Description
From: http://joinup.ec.europa.eu/mailman/archives/dcat_application_profile/2015-February/000123.html
Data lineage is information about the data life-cycle - e.g., the data collection / creation methodology and workflow. Lineage is usually present in metadata of scientific datasets, but it is not uncommon also in the public sector. For example, specifying lineage is a legal requirement for INSPIRE metadata. It would be desirable to add "lineage" as an optional element in DCAT-AP 2.0. Lineage can be modelled by using dct:provenance.

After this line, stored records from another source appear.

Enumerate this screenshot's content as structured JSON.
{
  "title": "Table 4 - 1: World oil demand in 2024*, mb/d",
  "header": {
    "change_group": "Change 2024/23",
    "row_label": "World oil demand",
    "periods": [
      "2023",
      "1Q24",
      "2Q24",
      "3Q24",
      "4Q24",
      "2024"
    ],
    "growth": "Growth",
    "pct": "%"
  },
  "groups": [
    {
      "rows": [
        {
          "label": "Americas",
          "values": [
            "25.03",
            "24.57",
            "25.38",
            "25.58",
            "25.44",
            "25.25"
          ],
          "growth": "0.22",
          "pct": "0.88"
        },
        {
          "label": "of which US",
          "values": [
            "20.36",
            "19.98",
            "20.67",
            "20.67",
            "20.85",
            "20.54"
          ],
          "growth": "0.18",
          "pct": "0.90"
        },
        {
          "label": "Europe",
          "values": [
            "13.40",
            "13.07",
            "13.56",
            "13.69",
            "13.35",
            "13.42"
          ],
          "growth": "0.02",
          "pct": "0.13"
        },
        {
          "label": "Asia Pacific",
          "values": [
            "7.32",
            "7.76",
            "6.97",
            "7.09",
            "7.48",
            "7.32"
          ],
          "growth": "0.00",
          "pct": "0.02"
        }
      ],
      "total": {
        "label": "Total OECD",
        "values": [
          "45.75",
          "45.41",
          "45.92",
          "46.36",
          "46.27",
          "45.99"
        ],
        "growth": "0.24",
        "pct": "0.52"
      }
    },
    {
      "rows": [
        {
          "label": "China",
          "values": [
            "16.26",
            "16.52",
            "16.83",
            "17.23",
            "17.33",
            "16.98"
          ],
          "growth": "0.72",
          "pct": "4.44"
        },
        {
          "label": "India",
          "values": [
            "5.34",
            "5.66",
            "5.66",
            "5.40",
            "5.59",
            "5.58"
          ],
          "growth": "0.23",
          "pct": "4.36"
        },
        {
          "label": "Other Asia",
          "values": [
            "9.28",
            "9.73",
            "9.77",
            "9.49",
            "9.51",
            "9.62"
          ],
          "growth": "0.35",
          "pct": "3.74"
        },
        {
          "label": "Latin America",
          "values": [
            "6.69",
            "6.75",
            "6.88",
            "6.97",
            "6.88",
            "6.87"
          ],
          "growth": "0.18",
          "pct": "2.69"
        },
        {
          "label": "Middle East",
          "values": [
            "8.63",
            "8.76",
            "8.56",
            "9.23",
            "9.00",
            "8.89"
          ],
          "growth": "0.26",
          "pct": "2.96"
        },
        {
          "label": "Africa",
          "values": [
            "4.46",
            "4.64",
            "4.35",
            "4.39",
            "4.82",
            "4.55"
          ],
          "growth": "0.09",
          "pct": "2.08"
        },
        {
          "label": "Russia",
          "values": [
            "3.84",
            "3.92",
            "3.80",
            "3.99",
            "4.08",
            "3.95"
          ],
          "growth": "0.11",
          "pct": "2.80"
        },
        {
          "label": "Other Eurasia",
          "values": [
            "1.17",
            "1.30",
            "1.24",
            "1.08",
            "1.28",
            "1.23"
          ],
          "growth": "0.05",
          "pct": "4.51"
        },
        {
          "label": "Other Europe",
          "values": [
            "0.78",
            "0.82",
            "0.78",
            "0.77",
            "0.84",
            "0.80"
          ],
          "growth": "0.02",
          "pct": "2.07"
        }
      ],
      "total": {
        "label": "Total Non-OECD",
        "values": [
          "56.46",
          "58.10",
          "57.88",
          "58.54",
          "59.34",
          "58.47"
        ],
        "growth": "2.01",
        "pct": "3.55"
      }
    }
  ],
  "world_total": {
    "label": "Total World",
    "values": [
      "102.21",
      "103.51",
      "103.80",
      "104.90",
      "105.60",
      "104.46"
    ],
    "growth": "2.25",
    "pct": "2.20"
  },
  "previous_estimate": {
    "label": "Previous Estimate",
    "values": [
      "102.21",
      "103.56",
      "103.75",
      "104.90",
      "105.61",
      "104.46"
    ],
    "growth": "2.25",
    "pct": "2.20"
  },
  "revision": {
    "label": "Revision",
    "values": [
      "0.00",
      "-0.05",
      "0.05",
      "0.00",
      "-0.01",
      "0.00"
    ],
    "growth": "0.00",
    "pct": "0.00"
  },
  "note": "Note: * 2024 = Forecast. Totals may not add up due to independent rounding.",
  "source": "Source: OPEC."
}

An example of how to use it is provided in the reference specification of the INSPIRE profile of DCAT-AP. In the example above, lineage is specified through a free text description. For a machine readable representation, an option is to use PROV-O. This can be one of the use cases mentioned in issue JRC.8.4.
Proposed solution
Add new property to express lineage
Comments
A possible option is dct:provenance - see the solution proposed in the working draft on the alignment of INSPIRE metadata with DCAT-AP.
Yes, using dct:provenance for lineage info would align with GeoDCAT-AP developments.
dct:provenance, adms:version and adms:versionnotes would be quite expressive themselves.
However there would not be a formal link between datasets. PROV-O would provide this, but might be overkill. This links back to the 'relationship between datasets' discussion, and possible use of dct:isVersionOf.
In practice, sometimes distributions/resources are used as versions, especially in the case of dynamic datasets. For example, one dataset, with a different distribution for each year. Is this compliant with DCAT-AP?
Deirdre, as far as I understand the answer to your question "Is this compliant with DCAT-AP?" is No. The idea is that the distributions of a particular dataset all contain the same information in different formats. A time series would be modelled as a collection of related datasets. See also https://joinup.ec.europa.eu/discussion/pr5-add-new-property-relate-datasets-time-series
I wonder we can consider proposing a number of possible options depending on the use case.
For example:
For any more complex use case, the recommendation can be to use PROV. For instance, PROV can be used to link also to the model used to generate the dataset from the input dataset(s), but also to represent a more complex workflow (e.g., consisting of a model "chain"), data that are collected directly from instruments or sensors, etc.
In my understanding, PROV can be proposed as the reference vocabulary for data provenance / lineage, and it may be replaced by less complex "solutions" (dct:source, dct:provenance) for specific (and simple) use cases.
These options needn't be mutually exclusive, and there shouldn't be interoperability issues here, since we already have a mapping between dct:source and prov:wasDerivedFrom and between dct:provenance and prov:has_provenance (see http://www.w3.org/TR/prov-dc/).